I kind of wish I’d taken that philosophy class in college. I feel like there’s a philosopher who talks about a doubling of self. Or maybe that’s a psychologist? And I did take that psychology class – but I can’t think of who that theorist might have been.
In any case – there is an interesting doubling of Yorick’s self here. The one who is dead, whose skull seems to be grinning due to the teeth and the one who would have made fun of such a morbid grin. There are two Yoricks in Hamlet’s mind.

It also occurred to me that there might be another interpretation available. It’s a stretch – so I don’t think it’s right but given that there is no fool or jester in this play, it would seem that after Yorick’s death, they didn’t replace him. So there is no official fool in the Danish Court.
The only fool left is the one Hamlet internalized.

Your flashes of merriment that were wont to set the table on a roar?

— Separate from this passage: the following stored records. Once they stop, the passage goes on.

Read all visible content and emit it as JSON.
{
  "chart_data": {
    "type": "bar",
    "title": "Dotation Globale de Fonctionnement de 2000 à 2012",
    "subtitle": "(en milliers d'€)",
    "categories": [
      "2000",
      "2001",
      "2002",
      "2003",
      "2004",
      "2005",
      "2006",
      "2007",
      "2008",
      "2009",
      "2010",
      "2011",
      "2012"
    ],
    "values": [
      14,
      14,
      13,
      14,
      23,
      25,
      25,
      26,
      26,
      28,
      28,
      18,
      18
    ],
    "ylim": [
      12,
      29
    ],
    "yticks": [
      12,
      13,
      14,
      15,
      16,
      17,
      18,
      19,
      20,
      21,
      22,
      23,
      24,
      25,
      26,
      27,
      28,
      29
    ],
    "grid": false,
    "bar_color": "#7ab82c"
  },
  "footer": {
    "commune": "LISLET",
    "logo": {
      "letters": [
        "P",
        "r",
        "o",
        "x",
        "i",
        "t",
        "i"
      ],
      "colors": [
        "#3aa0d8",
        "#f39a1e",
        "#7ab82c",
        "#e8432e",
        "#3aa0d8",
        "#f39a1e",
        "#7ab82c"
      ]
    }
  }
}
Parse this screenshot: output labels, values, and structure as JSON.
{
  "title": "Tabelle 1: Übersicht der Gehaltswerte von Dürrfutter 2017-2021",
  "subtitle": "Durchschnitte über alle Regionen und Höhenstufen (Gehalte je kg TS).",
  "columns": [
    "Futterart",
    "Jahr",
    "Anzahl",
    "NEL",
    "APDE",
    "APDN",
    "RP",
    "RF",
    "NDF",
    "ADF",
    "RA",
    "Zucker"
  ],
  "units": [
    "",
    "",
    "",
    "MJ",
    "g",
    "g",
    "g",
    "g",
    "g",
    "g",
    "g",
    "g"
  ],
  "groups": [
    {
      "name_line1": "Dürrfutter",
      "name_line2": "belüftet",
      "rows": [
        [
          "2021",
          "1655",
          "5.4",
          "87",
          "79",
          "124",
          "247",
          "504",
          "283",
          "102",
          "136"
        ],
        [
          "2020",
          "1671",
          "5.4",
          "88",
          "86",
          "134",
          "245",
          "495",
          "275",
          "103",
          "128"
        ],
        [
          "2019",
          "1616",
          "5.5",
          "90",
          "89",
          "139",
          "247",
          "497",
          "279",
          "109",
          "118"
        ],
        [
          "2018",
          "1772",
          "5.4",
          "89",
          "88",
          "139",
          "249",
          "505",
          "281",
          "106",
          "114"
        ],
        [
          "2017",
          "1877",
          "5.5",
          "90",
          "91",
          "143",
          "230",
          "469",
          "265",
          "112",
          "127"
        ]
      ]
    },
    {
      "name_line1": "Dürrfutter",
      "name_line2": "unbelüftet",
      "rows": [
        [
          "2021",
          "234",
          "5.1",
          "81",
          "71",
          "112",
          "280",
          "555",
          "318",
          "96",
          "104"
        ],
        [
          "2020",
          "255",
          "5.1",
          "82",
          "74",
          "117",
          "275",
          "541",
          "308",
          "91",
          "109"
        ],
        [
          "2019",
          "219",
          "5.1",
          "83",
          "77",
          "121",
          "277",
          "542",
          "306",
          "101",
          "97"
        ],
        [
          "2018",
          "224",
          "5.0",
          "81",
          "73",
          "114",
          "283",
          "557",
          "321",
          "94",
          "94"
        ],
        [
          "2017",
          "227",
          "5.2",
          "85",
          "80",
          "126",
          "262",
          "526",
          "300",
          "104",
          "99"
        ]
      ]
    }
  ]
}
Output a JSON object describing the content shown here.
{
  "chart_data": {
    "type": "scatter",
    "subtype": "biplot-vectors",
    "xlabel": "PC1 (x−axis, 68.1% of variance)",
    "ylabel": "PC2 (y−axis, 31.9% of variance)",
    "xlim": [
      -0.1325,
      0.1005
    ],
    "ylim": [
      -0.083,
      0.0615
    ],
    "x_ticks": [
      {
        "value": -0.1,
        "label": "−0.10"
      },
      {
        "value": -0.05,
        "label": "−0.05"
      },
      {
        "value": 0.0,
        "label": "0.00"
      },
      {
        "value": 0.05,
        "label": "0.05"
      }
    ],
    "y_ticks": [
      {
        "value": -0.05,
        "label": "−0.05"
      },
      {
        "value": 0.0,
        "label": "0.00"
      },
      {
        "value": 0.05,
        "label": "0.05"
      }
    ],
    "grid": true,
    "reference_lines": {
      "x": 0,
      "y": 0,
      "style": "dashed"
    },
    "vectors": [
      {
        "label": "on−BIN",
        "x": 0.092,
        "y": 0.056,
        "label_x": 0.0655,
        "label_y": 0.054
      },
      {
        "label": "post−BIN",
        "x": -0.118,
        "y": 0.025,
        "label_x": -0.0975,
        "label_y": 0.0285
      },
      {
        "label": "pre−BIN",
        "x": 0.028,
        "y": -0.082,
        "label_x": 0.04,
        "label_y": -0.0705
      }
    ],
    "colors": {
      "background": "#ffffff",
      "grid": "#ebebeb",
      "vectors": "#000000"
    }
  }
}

In the right context, I can be this person. I’m not sure what the right context is but I do know how to crack up a table of people sometimes. I know when I can’t do it – it’s when there are comedians at the table or possibly even just other performers. It’s like – if there is a competition for the joke or the story or the cutting remark – I will lose that competition. I need space in the conversation to work my magic in this way. If the pace is quickfire, I will likely just remain quiet and any roaring the table does will be in response to the faster moving merriment. But when the rhythm is right, I can land joke after joke and feel like a party star.

Your songs?

Did Yorick make up songs or did he sing popular tunes of the day?
Songs do have a way of living beyond their creators. Not all of them, of course. The song I made up to help that toddler put on her shoes is entirely lost both to me and the toddler. But a song that has settled into itself and been sung by more than one person might well live on long after its maker. It is one of the great advantages of musical notation and musical recording – not to mention just living memory. Songs will stick in the minds of those who have lost all else. If you want to reach someone who seems unreachable in the fog of a diseased or damaged brain, songs are likely to be the way in.
So maybe Yorick’s songs lived on in Hamlet. At least for a while.

Your gambols?

Even though I know that to gambol means to play around, skip about, to frolic, as it were – I still thought gambols were a particular dance move, like a jig or a caper or that move that Sir Andrew Aguecheek can do as well as any man in Illyria. But one moment with a dictionary clarifies that gambols are just the noun version of gamboling.

All of which makes me quite curious about Yorick’s gambols. How did he gambol? Gracefully? Awkwardly? Like a child or a clumsy fool? Was Yorick a joyful clown or a cynical one? I suspect he must have and a playful spirit to have connected so potently with the young Hamlet. But that doesn’t tell us his comic stylings.